Ces petits détails qui livrent le visage ubuesque d’un coup préparé longtemps à l’avance. Evocations.
Le coup de force au Gabon est unique en son genre car pour une première fois, on a l’impression que le nouvel homme fort de ce pays n’est pas celui qui a fomenté le coup. Les médias ont de ce fait annoncé qu’il a été désigné comme celui devant assumer la transition à la tête du pays. Par qui ? Ses camarades d’armes a-t-on compris. C’est exactement comme si les militaires s’étaient spontanément mis ensemble, avaient organisé la chute d’Ali Bongo sans une tête pensante. C’est après l’accomplissement de la mission qu’ils auraient jeté le dévolu sur le général de brigade qui du reste assurait la garde de la présidence. La vidéo qui tournait en boucle au petit matin du 30 août sur la toile présentait cet état de chose dans le préau du palais de la Rénovation à Libreville.
Si on prend les récents coups d’Etat sur le continent, il s’agit tout simplement d’une rupture dans le modus operandi. Que ce soit au Mali, au Burkina Fasso, en Guinée ou au Niger, les militaires font l’annonce à la télévision nationale, bien en connaissance du cerveau du coup. C’est aussi un coup qui donne les apparences de faire tout le consensus national.
On a de ce fait vu le général président de la République aller rendre visite au domicile d’Ondo Ossa, visiblement le grand vainqueur de l’élection présidentielle du 26 août, d’ailleurs évoqué par les militaires pour justifier le coup d’Etat. Et ce n’est pas tout. Quelques jours après le coup, Ali Bongo Ondimba recouvre sa pleine liberté d’aller et de venir.
On sait aujourd’hui par exemple toute la pression faite sur le nouveau pouvoir au Niger pour libérer Mohamed Bazoum. Au Burkina, au Mali ou en Guinée, les chefs d’Etat déchus prennent directement le chemin de l’exil dès qu’ils recouvrent la liberté. L’exemple gabonais est de ce point de vue curieux. Un troisième point qui fait l’inédit de ce coup d’Etat, est la condamnation mièvre des organisations régionales ou de la communauté internationale. La Communauté économique et monétaire des Etats de l’Afrique centrale (Cemac), la Communauté économique des Etats de l’Afrique centrale (Ceeac) ou l’Union africaine (Ua), se sont illustrées par des sorties laconiques pour demander le retour à l’ordre constitutionnel. Les Nations unies et les puissances mondiales, grands défenseuses de la démocratie ont mis la pédale douce, se contentant de suivre avec une grande attention les évènements en cours pendant que sur les réseaux sociaux une vidéo du président de la République déchu suppliait ses amis à travers la planète de faire du bruit pour sauver son pouvoir. Rien qu’un silence glacial en retour.

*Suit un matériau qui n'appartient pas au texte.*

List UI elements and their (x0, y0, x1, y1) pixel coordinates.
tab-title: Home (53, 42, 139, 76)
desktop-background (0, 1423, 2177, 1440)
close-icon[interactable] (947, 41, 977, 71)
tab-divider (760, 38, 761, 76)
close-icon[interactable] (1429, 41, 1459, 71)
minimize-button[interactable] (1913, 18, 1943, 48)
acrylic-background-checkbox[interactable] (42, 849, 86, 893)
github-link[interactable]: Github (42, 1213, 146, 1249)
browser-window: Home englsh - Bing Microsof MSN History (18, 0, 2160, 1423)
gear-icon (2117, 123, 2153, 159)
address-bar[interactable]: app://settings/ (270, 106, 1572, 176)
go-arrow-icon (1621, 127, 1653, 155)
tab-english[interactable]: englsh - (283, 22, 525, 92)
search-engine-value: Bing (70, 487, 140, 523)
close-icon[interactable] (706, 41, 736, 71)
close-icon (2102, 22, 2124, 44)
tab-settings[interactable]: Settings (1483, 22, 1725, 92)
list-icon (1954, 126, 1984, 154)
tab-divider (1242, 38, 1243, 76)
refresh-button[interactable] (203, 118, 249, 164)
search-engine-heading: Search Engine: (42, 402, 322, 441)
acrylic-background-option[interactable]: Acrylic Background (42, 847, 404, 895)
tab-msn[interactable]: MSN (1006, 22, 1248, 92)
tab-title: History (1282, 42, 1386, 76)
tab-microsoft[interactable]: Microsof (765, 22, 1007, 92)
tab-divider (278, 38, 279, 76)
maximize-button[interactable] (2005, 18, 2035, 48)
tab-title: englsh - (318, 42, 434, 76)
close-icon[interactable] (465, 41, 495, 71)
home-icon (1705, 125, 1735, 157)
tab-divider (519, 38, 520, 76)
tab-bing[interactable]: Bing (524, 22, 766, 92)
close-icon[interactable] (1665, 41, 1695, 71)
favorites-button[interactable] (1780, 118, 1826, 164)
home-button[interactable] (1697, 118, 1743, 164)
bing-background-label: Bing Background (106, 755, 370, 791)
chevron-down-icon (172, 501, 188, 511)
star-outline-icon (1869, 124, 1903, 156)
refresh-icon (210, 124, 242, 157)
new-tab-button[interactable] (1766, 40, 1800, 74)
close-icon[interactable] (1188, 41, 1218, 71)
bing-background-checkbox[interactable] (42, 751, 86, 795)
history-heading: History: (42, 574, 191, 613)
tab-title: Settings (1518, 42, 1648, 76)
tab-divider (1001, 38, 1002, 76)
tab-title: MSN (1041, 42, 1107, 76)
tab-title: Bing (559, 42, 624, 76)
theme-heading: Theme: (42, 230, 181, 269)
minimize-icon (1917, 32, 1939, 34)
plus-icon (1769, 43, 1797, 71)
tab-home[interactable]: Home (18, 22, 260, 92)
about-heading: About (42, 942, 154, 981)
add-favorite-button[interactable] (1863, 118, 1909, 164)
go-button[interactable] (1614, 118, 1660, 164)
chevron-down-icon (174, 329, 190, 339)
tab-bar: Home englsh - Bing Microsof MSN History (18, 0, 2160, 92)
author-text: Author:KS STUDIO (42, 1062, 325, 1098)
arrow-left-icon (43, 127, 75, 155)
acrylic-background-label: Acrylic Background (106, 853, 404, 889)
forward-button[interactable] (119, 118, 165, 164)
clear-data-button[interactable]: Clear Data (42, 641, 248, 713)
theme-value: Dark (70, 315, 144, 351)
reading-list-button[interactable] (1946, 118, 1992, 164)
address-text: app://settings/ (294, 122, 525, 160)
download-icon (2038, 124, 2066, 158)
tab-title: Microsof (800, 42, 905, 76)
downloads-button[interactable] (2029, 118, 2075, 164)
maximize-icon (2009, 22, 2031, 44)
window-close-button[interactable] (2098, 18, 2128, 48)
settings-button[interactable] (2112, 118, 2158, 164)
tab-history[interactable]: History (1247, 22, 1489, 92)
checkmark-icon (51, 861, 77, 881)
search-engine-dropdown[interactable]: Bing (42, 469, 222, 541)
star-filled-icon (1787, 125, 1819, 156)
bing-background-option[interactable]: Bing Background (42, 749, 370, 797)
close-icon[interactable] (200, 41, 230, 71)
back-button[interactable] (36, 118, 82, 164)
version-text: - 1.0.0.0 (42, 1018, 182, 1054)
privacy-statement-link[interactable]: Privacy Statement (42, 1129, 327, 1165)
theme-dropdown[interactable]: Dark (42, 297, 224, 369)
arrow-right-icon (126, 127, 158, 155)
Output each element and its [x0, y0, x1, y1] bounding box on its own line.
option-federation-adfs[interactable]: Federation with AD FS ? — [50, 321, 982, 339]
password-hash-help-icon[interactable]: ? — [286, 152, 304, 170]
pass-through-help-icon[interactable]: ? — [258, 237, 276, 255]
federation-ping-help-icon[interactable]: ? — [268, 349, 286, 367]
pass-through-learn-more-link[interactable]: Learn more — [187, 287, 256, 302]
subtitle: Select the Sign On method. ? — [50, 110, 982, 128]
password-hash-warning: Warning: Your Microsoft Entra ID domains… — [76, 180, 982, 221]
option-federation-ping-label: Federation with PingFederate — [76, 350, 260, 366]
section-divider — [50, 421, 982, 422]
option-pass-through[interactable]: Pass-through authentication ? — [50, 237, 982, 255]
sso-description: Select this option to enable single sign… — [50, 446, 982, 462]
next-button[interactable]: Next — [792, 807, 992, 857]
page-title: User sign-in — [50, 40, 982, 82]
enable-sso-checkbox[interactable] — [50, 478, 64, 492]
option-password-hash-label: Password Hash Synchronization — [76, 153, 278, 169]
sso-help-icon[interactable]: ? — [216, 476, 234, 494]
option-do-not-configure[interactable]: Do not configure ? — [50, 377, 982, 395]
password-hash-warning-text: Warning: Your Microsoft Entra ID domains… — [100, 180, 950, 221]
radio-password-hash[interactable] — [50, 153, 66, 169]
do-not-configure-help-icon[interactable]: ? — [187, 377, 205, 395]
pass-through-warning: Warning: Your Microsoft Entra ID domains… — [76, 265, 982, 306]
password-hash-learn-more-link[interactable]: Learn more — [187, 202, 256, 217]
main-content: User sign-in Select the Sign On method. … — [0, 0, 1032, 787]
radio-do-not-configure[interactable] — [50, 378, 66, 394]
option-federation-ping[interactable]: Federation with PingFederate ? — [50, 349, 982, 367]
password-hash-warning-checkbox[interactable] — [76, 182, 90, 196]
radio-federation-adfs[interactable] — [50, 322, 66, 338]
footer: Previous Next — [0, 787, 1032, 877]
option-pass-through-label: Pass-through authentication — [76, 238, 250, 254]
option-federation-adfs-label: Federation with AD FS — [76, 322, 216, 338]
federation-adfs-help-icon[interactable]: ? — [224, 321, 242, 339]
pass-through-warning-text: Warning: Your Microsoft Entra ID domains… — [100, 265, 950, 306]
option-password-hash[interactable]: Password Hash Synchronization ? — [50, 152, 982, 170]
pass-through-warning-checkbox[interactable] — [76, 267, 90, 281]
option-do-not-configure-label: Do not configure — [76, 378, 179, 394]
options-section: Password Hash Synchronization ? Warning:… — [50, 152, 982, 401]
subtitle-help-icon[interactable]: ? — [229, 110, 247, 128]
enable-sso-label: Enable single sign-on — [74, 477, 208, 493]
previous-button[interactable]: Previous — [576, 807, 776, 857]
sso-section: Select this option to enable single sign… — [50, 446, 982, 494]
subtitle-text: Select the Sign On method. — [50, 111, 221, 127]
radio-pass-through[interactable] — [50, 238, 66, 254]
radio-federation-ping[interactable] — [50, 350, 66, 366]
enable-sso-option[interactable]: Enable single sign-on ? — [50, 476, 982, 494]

L’autre facette du coup d’Etat gabonais est la ressemblance entre le Comité pour la transition et la restauration des institutions (Ctri) au Gabon et le Conseil militaire de la transition au Tchad où les militaires ont la possibilité d’être candidat à l’élection présidentielle au terme de la transition. C’est connu, alors que Deby Itno Mahamat sera en course au terme de la transition à l’élection présidentielle tout comme d’ailleurs Brice Clotaire Oligui Nguema au Gabon, il est exigé aux militaires putschistes en Afrique de l’Ouest de remettre au plus vite le pouvoir aux civils. Ceux qui semblent adouber les militaires en Afrique centrale, sont les mêmes qui sont vent debout contre les militaires au Sahel.